Un chantier s’ouvre donc, nullement exhaustif et par ailleurs tourné vers des constellations postérieures comme celle du situationnisme ou celle d’un art contemporain vivant marqué par cette rencontre du surréalisme avec l’œuvre de Fourier, un chantier étayé en outre par des analyses qui viendront ouvrir d’autres perspectives, pour que cette redécouverte de Fourier, dans l’orbe du surréalisme, soit aussi celle de positions affirmées au profit d’une poétique clairement engagée face aux menaces et catastrophes totalitaires d’alors, à celles d’aujourd’hui.

Nos remerciements les plus vifs et les plus chaleureux vont à Simone Debout-Oleszkiewicz qui a bien voulu accompagner et encourager ce projet avec confiance et détermination depuis plusieurs années ainsi qu’à Aube Breton-Elléouët qui nous a également accordé un soutien sans faille dès le départ et facilité très généreusement l’accès comme la reproduction d’archives issues de l’Atelier André Breton, aux contributeurs du numéro qui ont bien voulu nous enrichir de leurs échanges — Annie Le Brun, Michel Butor (†), Alejandra Riera —, à Thomas Bouchet, véritable maître d’ouvrage, à Pierre-Luc Abramson pour sa traduction d’Octavio Paz, à Nicole Chosson, Annie Trassaert et Martin Verdet, à Michel Antony, Philippe Baudouin, Manuel Bidermanas, Agnès Chekroun, Paul Duchein, Jérôme Duwa, Bruno Elisabeth, Elisabeth Gaulmier, Jean-Michel Goutier, Constance Krebs, Jean-Jacques Lebel, Lulu Ménase, Marie-Laure Morin, Claire Paulhan, René Schérer, aux personnels de la Bibliothèque Littéraire Jacques Doucet et de l’IMEC, aux rédactions du journal Le Monde et de La Nouvelle Quinzaine Littéraire [2].

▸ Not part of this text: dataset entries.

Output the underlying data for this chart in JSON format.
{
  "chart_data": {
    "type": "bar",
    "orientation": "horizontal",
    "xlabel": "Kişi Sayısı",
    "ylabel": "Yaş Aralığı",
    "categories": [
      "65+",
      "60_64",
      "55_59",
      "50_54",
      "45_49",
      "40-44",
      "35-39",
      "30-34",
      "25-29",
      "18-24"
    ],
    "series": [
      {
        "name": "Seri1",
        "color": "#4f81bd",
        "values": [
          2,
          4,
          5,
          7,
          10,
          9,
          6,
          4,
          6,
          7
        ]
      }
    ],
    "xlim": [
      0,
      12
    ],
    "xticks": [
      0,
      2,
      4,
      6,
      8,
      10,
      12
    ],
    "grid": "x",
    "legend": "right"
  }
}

La bibliographie exhaustive des travaux de Simone Debout-Oleszkiewicz ainsi que l’intégralité d’un long entretien mené avec Nicole Chosson, Annie Trassaert et Martin Verdet, en 2008, dans le cadre du film « Charles Fourier. L’illusion réelle », figurent, complétés par des documents visuels, sur le site de l’Association d’Études Fouriéristes.